Hangman’s Gallows
Burty went to the bars separating the two cells, being careful not to jam his face in these ones. ‘You finally say something to me and it’s not something I want to hear.’
She looked at him briefly, ‘You could listen to everyone all your life and never hear what you want. I am trying to think of a way out of this mess that you have put me in, and I would ask that you keep that blubbering mouth o’ yours shut.’
‘Mess that I put you in? I tried to get you out of this mess! I came along and heard your plight and decided to stay and help, I could have let them have you straight away and not even given you a fair trial.’
She kept eye contact with him this time, eyes so dark that they looked purple in the low light. ‘If you hadn’t of tried to help me I would have gotten myself out of this and would be long gone, mister, I dint need no help from you, mister lawyer, mister fancy I-can-help-everyone-for-a-price lawyer.’
Burty threw his hands in the air and stepped away from the bars, ‘Yeah you’d be long gone because you’d be dead, you’re associated with murder, remember. If anything I have helped you because they wanted to burn you before, now they’re just wanting to tie a noose around your neck and let you drop ten feet, or whatever it is nowadays. And the only price I got from you was my life.’
‘Forgive me if I don’t shed no tears,’ she said.
‘What even is your name?’ Burty said, his head resting on the bars again.
‘What does it matter to you? So you can think of all your clients when you pass into the afterlife?’
‘First of all, I don’t believe in the afterlife, second of all, I’d like to know who I’m going to the gallows with,’ he said solemnly.
‘My name is Anstice, Anstice Halpin,’ she said, this time softening her voice.
Burty gave her a quizzical look.
‘My parents emigrated here from Ireland, hence why I have such a strong liking for whiskey even if Ortley has very weak whiskey. I came here a few years back after my parents passed away and Ortley has never really accepted me since the first day.’
‘I understand what you mean,’ Burty said. He lent against the bars and slipped into a sitting position, his knees against his chest. ‘Not about the whiskey, I prefer the English gin myself, but about not being accepted, though not quite on an entire towns worth. My parents said that lawyers were the workers of the devil; so I said I would be signing a contract with the devil. They haven’t spoken to me since, doubt they’ll even hear or care of my death. Probably say I was going to hell with all the other lawyers.’
There was silence for some time. The wooden walls were thick and little sound was able to get in or out. But the clack-clack of boots on wood was clear to both of them. Burty pulled his gaze away from his shoes long enough to watch the door open and the Sheriff come in. He was arrogant, though Burty thought the arrogance was misplaced. He walked with a strut that suggested if you were on the wrong side of the law then he would personally lock you up after beating you so bad you’d have to mash all your food to eat it. Really, it was just his buddy behind him that did all the dirty work, the Sheriff just turned the key.

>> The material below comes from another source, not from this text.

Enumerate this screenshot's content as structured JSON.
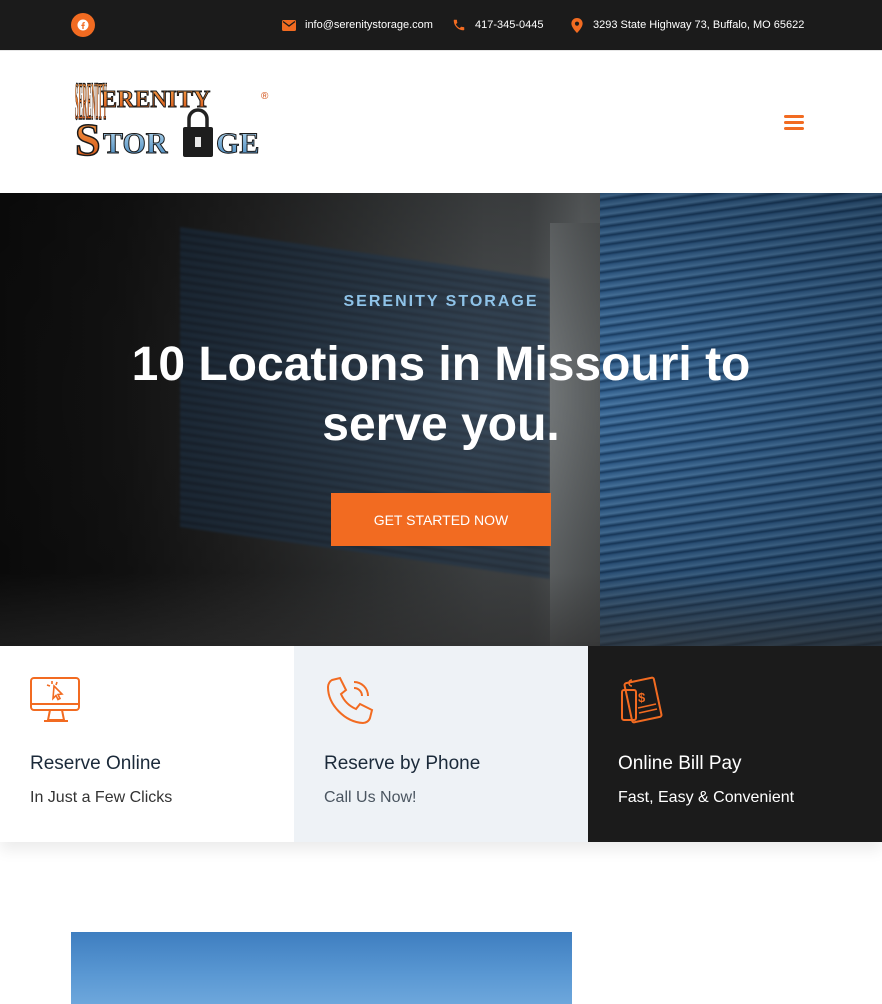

Right now though he stood there with his arms crossed and his tatty hat sitting aslant on a head of thick muddy brown hair.

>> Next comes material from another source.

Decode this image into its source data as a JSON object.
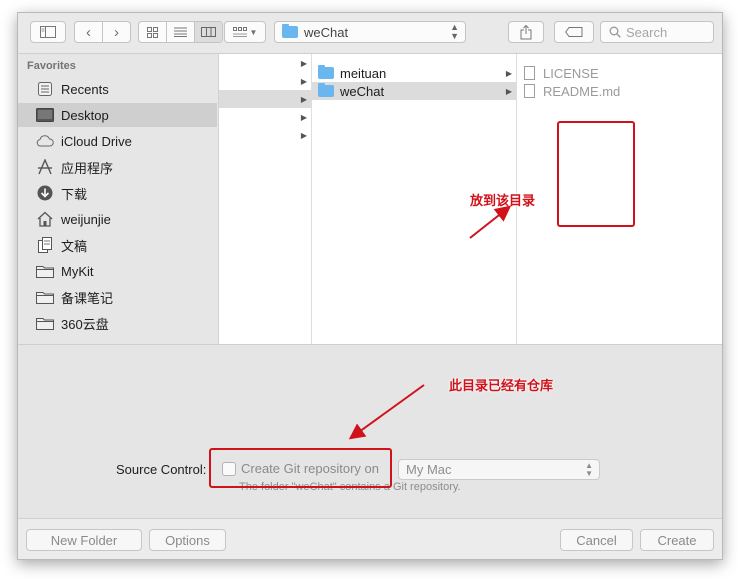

Burty could barely look at him, ‘I take it you’re not here to let us free, Sheriff Brady? Come on, let us have one win.’
He burst out laughing, full bellied and harsh enough to make Burty wince. ‘O’course not, you think you ever gettin’ out o’ here, mister fancy-pants lawyer?’
‘I resigned myself to that fact a while ago,’ Burty said.
‘Quit yous whining, mister lawyer, you only been in this here jail cell for a week, that nothing compared to some of the other crim-ni-nals we had in ‘dere.’ The Sheriff guffawed. ‘Eh, Martin, get Jimmy in ‘ere and get dose two crim-ni-nals out.’
Martin went out the door and the Sheriff approached the cell that Anstice Halpin was sitting Indian-style in, one leg flat across the other. Her eyes were closed, the head slightly tipped forward. Burty noticed her lips were shiny with drool.
‘Eh, it’ll all be over enough, miss, and you’ll be able to cause no more trouble in these here good parts of Ortley. You shoulda never shown up here in the first place.’
The Sheriff backed off and waited for his henchmen to arrive; in the time that Burty had been acting as Anstice’s lawyer she had only ever once replied to the Sheriff’s antagonising comments.